School of Natural Resource and Environmental Management, University of Kabianga, Kericho, Kenya

This work is licensed under the Creative Commons Attribution International License (CC BY 4.0).

http://creativecommons.org/licenses/by/4.0/

Received: March 31, 2016; Accepted: September 2, 2016; Published: September 5, 2016

ABSTRACT

Watershed and riparian areas of Mau Forest Complex in Kenya are experiencing increased threats due to unsustainable land use activities geared towards economic growth amidst growing population. This study was carried out to examine effects of land use activities on riparian vegetation, soil and water quality along two major rivers (Chemosit and Kipsonoi) of South West Mau Forest (SWMF). Land use activities adjacent to these rivers and biodiversity disturbance on the riparian zone were identified and underpinned to changes on Total Nitrogen, Total Phosphorous, Potassium, Sulphur, Cadmium, Copper, Lead, Total Suspended Solids and soil Organic Carbon. Three sampling sites designated(upstream, midstream and downstream) were identified and established along each river as guided by existing land use activities represented by forest, tea plantation and mixed agricultural farming respectively. At each sampling site, a 200 m × 50 m section was systematically marked on each side of the river bank; the longest side being parallel to the river flow and divided into three belts transects each 20 m × 50 m, spaced 70 m apart.
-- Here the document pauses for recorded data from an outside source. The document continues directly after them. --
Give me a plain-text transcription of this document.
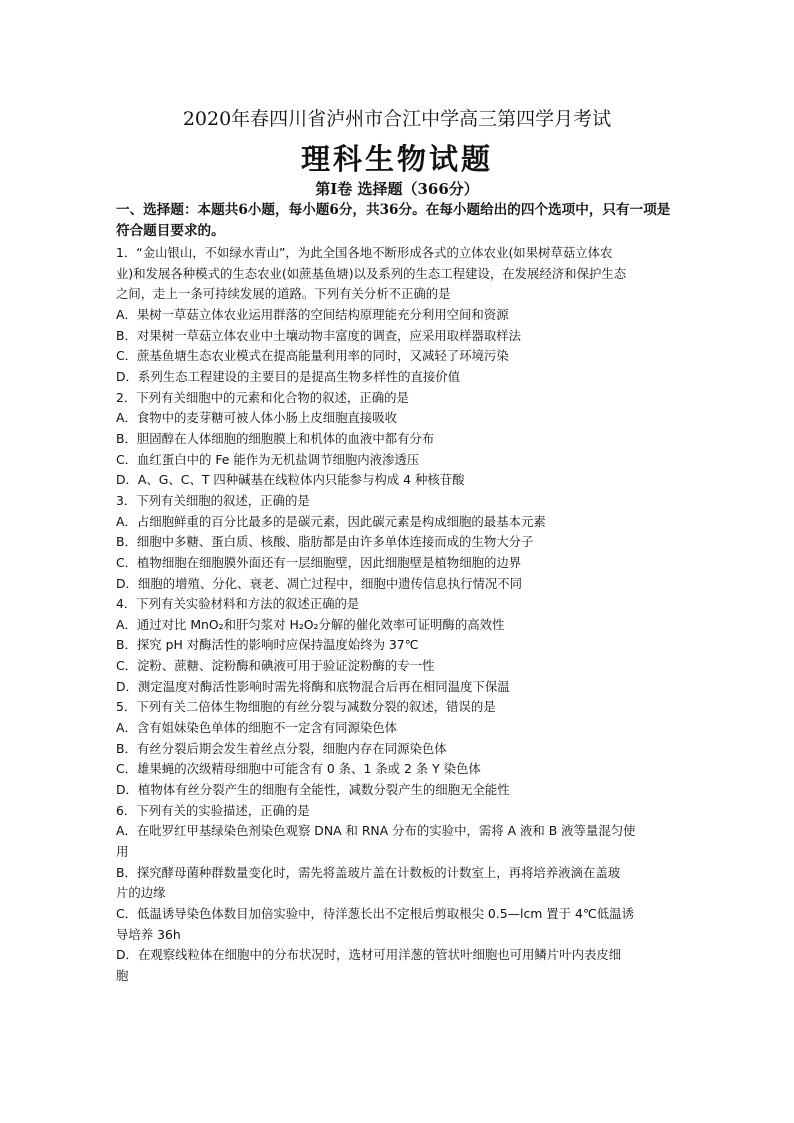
2020年春四川省泸州市合江中学高三第四学月考试
理科生物试题
第I卷 选择题（366分）
一、选择题：本题共6小题，每小题6分，共36分。在每小题给出的四个选项中，只有一项是符合题目要求的。
1．“金山银山，不如绿水青山”，为此全国各地不断形成各式的立体农业(如果树草菇立体农
业)和发展各种模式的生态农业(如蔗基鱼塘)以及系列的生态工程建设，在发展经济和保护生态
之间，走上一条可持续发展的道路。下列有关分析不正确的是
A．果树一草菇立体农业运用群落的空间结构原理能充分利用空间和资源
B．对果树一草菇立体农业中土壤动物丰富度的调查，应采用取样器取样法
C．蔗基鱼塘生态农业模式在提高能量利用率的同时，又减轻了环境污染
D．系列生态工程建设的主要目的是提高生物多样性的直接价值
2．下列有关细胞中的元素和化合物的叙述，正确的是
A．食物中的麦芽糖可被人体小肠上皮细胞直接吸收
B．胆固醇在人体细胞的细胞膜上和机体的血液中都有分布
C．血红蛋白中的 Fe 能作为无机盐调节细胞内液渗透压
D．A、G、C、T 四种碱基在线粒体内只能参与构成 4 种核苷酸
3．下列有关细胞的叙述，正确的是
A．占细胞鲜重的百分比最多的是碳元素，因此碳元素是构成细胞的最基本元素
B．细胞中多糖、蛋白质、核酸、脂肪都是由许多单体连接而成的生物大分子
C．植物细胞在细胞膜外面还有一层细胞壁，因此细胞壁是植物细胞的边界
D．细胞的增殖、分化、衰老、凋亡过程中，细胞中遗传信息执行情况不同
4．下列有关实验材料和方法的叙述正确的是
A．通过对比 MnO₂和肝匀浆对 H₂O₂分解的催化效率可证明酶的高效性
B．探究 pH 对酶活性的影响时应保持温度始终为 37℃
C．淀粉、蔗糖、淀粉酶和碘液可用于验证淀粉酶的专一性
D．测定温度对酶活性影响时需先将酶和底物混合后再在相同温度下保温
5．下列有关二倍体生物细胞的有丝分裂与减数分裂的叙述，错误的是
A．含有姐妹染色单体的细胞不一定含有同源染色体
B．有丝分裂后期会发生着丝点分裂，细胞内存在同源染色体
C．雄果蝇的次级精母细胞中可能含有 0 条、1 条或 2 条 Y 染色体
D．植物体有丝分裂产生的细胞有全能性，减数分裂产生的细胞无全能性
6．下列有关的实验描述，正确的是
A．在吡罗红甲基绿染色剂染色观察 DNA 和 RNA 分布的实验中，需将 A 液和 B 液等量混匀使
用
B．探究酵母菌种群数量变化时，需先将盖玻片盖在计数板的计数室上，再将培养液滴在盖玻
片的边缘
C．低温诱导染色体数目加倍实验中，待洋葱长出不定根后剪取根尖 0.5—lcm 置于 4℃低温诱
导培养 36h
D．在观察线粒体在细胞中的分布状况时，选材可用洋葱的管状叶细胞也可用鳞片叶内表皮细
胞
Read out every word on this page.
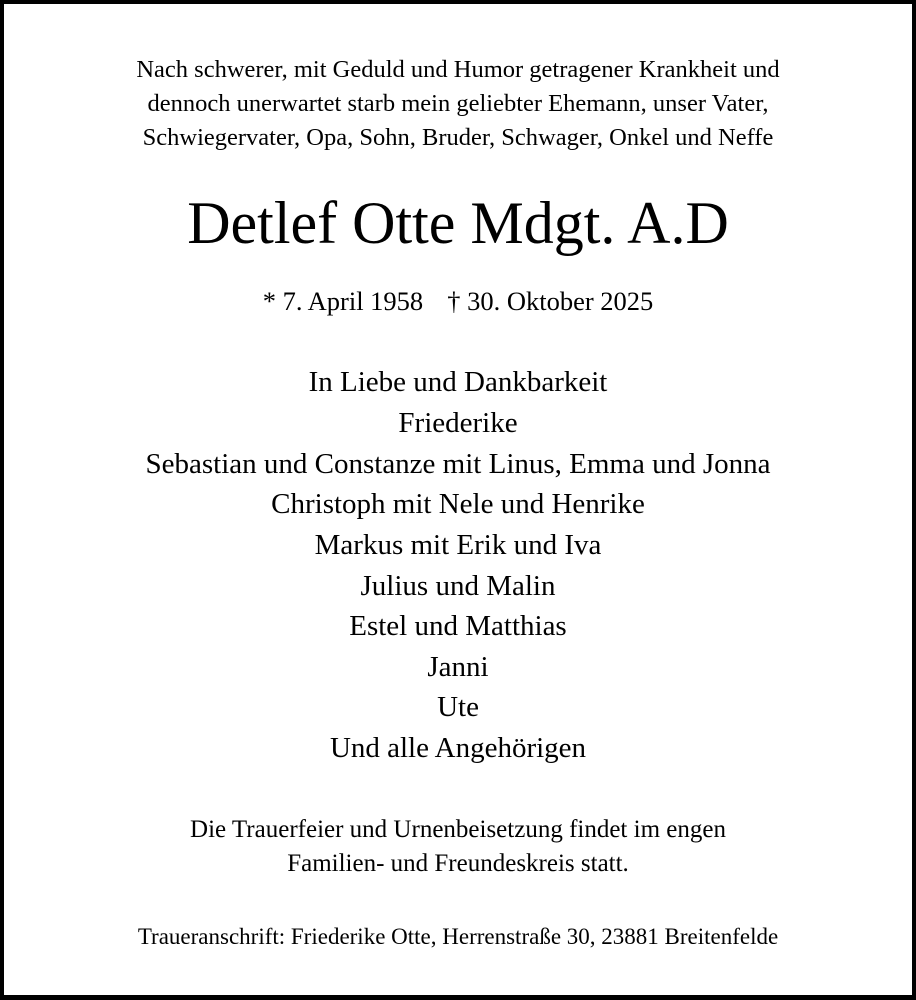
Nach schwerer, mit Geduld und Humor getragener Krankheit und
dennoch unerwartet starb mein geliebter Ehemann, unser Vater,
Schwiegervater, Opa, Sohn, Bruder, Schwager, Onkel und Neffe
Detlef Otte Mdgt. A.D
* 7. April 1958 † 30. Oktober 2025
In Liebe und Dankbarkeit
Friederike
Sebastian und Constanze mit Linus, Emma und Jonna
Christoph mit Nele und Henrike
Markus mit Erik und Iva
Julius und Malin
Estel und Matthias
Janni
Ute
Und alle Angehörigen
Die Trauerfeier und Urnenbeisetzung findet im engen
Familien- und Freundeskreis statt.
Traueranschrift: Friederike Otte, Herrenstraße 30, 23881 Breitenfelde
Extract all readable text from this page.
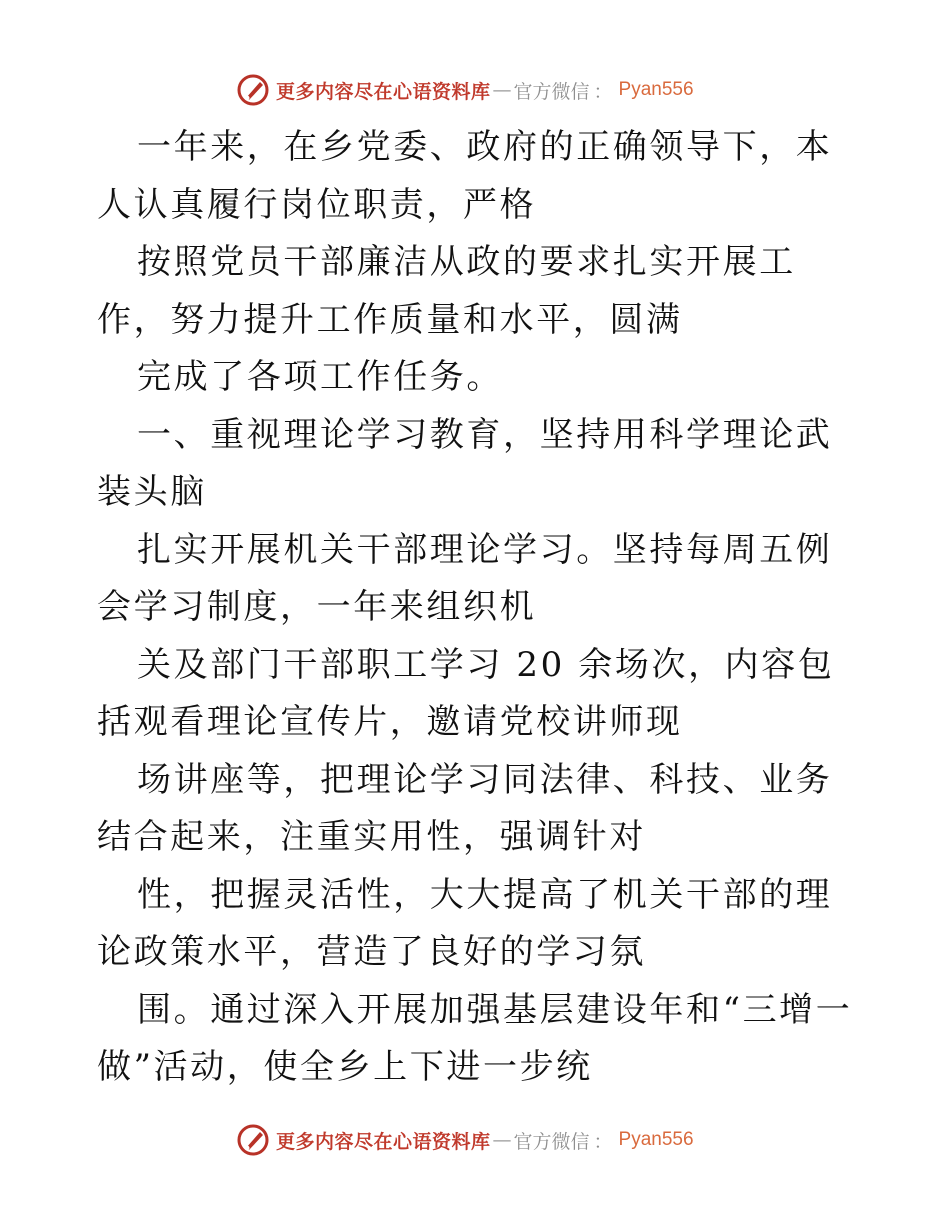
更多内容尽在心语资料库 — 官方微信 ： Pyan556

一年来，在乡党委、政府的正确领导下，本人认真履行岗位职责，严格

按照党员干部廉洁从政的要求扎实开展工作，努力提升工作质量和水平，圆满

完成了各项工作任务。

一、重视理论学习教育，坚持用科学理论武装头脑

扎实开展机关干部理论学习。坚持每周五例会学习制度，一年来组织机

关及部门干部职工学习 20 余场次，内容包括观看理论宣传片，邀请党校讲师现

场讲座等，把理论学习同法律、科技、业务结合起来，注重实用性，强调针对

性，把握灵活性，大大提高了机关干部的理论政策水平，营造了良好的学习氛

围。通过深入开展加强基层建设年和“三增一做”活动，使全乡上下进一步统

更多内容尽在心语资料库 — 官方微信 ： Pyan556
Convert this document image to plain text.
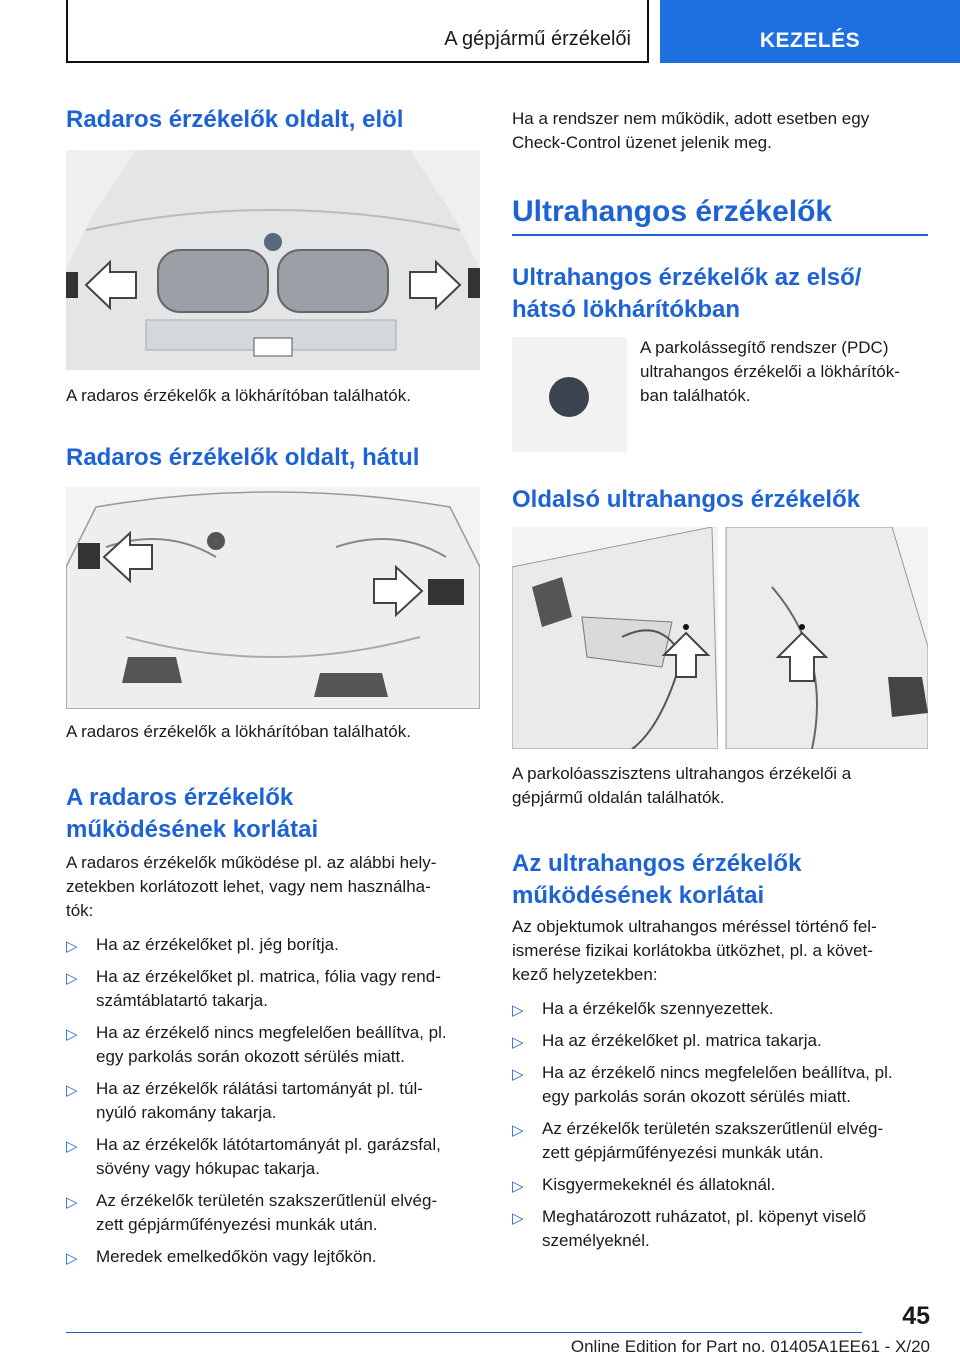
A gépjármű érzékelői	KEZELÉS
Radaros érzékelők oldalt, elöl

A radaros érzékelők a lökhárítóban találhatók.

Radaros érzékelők oldalt, hátul

A radaros érzékelők a lökhárítóban találhatók.

A radaros érzékelők
működésének korlátai

A radaros érzékelők működése pl. az alábbi hely-

zetekben korlátozott lehet, vagy nem használha-

tók:

▷ Ha az érzékelőket pl. jég borítja.
▷ Ha az érzékelőket pl. matrica, fólia vagy rend-
számtáblatartó takarja.
▷ Ha az érzékelő nincs megfelelően beállítva, pl.
egy parkolás során okozott sérülés miatt.
▷ Ha az érzékelők rálátási tartományát pl. túl-
nyúló rakomány takarja.
▷ Ha az érzékelők látótartományát pl. garázsfal,
sövény vagy hókupac takarja.
▷ Az érzékelők területén szakszerűtlenül elvég-
zett gépjárműfényezési munkák után.
▷ Meredek emelkedőkön vagy lejtőkön.

Ha a rendszer nem működik, adott esetben egy

Check-Control üzenet jelenik meg.

Ultrahangos érzékelők
Ultrahangos érzékelők az első/
hátsó lökhárítókban

A parkolássegítő rendszer (PDC)

ultrahangos érzékelői a lökhárítók-

ban találhatók.

Oldalsó ultrahangos érzékelők

A parkolóasszisztens ultrahangos érzékelői a

gépjármű oldalán találhatók.

Az ultrahangos érzékelők
működésének korlátai

Az objektumok ultrahangos méréssel történő fel-

ismerése fizikai korlátokba ütközhet, pl. a követ-

kező helyzetekben:

▷ Ha a érzékelők szennyezettek.
▷ Ha az érzékelőket pl. matrica takarja.
▷ Ha az érzékelő nincs megfelelően beállítva, pl.
egy parkolás során okozott sérülés miatt.
▷ Az érzékelők területén szakszerűtlenül elvég-
zett gépjárműfényezési munkák után.
▷ Kisgyermekeknél és állatoknál.
▷ Meghatározott ruházatot, pl. köpenyt viselő
személyeknél.
45
Online Edition for Part no. 01405A1EE61 - X/20
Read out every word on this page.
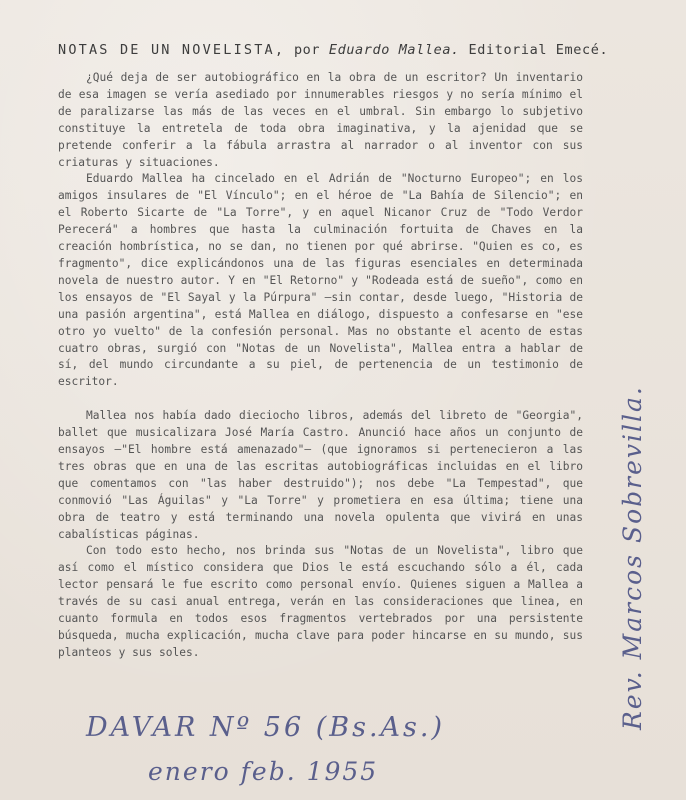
NOTAS DE UN NOVELISTA, por Eduardo Mallea. Editorial Emecé.

¿Qué deja de ser autobiográfico en la obra de un escritor? Un inventario de esa imagen se vería asediado por innumerables riesgos y no sería mínimo el de paralizarse las más de las veces en el umbral. Sin embargo lo subjetivo constituye la entretela de toda obra imaginativa, y la ajenidad que se pretende conferir a la fábula arrastra al narrador o al inventor con sus criaturas y situaciones.

Eduardo Mallea ha cincelado en el Adrián de "Nocturno Europeo"; en los amigos insulares de "El Vínculo"; en el héroe de "La Bahía de Silencio"; en el Roberto Sicarte de "La Torre", y en aquel Nicanor Cruz de "Todo Verdor Perecerá" a hombres que hasta la culminación fortuita de Chaves en la creación hombrística, no se dan, no tienen por qué abrirse. "Quien es co, es fragmento", dice explicándonos una de las figuras esenciales en determinada novela de nuestro autor. Y en "El Retorno" y "Rodeada está de sueño", como en los ensayos de "El Sayal y la Púrpura" —sin contar, desde luego, "Historia de una pasión argentina", está Mallea en diálogo, dispuesto a confesarse en "ese otro yo vuelto" de la confesión personal. Mas no obstante el acento de estas cuatro obras, surgió con "Notas de un Novelista", Mallea entra a hablar de sí, del mundo circundante a su piel, de pertenencia de un testimonio de escritor.

Mallea nos había dado dieciocho libros, además del libreto de "Georgia", ballet que musicalizara José María Castro. Anunció hace años un conjunto de ensayos —"El hombre está amenazado"— (que ignoramos si pertenecieron a las tres obras que en una de las escritas autobiográficas incluidas en el libro que comentamos con "las haber destruido"); nos debe "La Tempestad", que conmovió "Las Águilas" y "La Torre" y prometiera en esa última; tiene una obra de teatro y está terminando una novela opulenta que vivirá en unas cabalísticas páginas.

Con todo esto hecho, nos brinda sus "Notas de un Novelista", libro que así como el místico considera que Dios le está escuchando sólo a él, cada lector pensará le fue escrito como personal envío. Quienes siguen a Mallea a través de su casi anual entrega, verán en las consideraciones que linea, en cuanto formula en todos esos fragmentos vertebrados por una persistente búsqueda, mucha explicación, mucha clave para poder hincarse en su mundo, sus planteos y sus soles.	Rev. Marcos Sobrevilla.
DAVAR Nº 56 (Bs.As.)
enero feb. 1955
Six distinct land use activities (indigenous forest, food crop, tree and tea farming, livestock keeping and urban settlement) were identified as the major land use activities in SWMF. Plant species richness decreased and overall riparian disturbance increased from upstream (intact canopy with native vegetation) to mid-stream and downstream as epitomized by the structure, biodiversity disturbance resulting from extensive and intensive farming, intrusion of exotic species to livestock grazing and urban settlement. Variation among sampling sites in Total Suspended Solids, pH, Total Nitrogen, Phosphorus and Potassium were associated to different land use activities along the riparian zone. Total Nitrogen and water pH showed significant sensitivity to land use changes (p < 0.05). Put together these results indicate loss of biodiversity, riparian disturbance hence a need to adopt environmental-friendly land use planning and sustainable farming systems in SWMF.

Keywords:

Mau Forest, Riparian Vegetation, Kenya

1. Introduction

Watershed degradation in the developing countries due to anthropogenic activities is increasingly becoming a threat to the natural water resources (GoK, 2009; Mati et al., 2008) . As a result, most rural areas are undergoing rapid and far reaching land use changes. Many researchers including Olson and Matina (2006) concur that most of the changes are mainly associated with intensification of agriculture and expansion of mixed-crop livestock systems into former grazing land and other natural areas. In addition there is increased deforestation and encroachment of the forests hence reduced forest cover (Enanga et al., 2011) .

Changes in land use patterns in Kenya are linked to a rapidly increasing population in rural areas (Mira, 2004) . This growth rate translates to an increased pressure and demand for land resources especially in the watershed regions such as Mau Forest Complex. As a result, there is continuing watershed degradation reflected through diminishing forest cover, reduced water quality, soil productivity, loss of riparian vegetation and wetland areas leading to a decline in the ecological stability of these systems (Matano et al., 2015) .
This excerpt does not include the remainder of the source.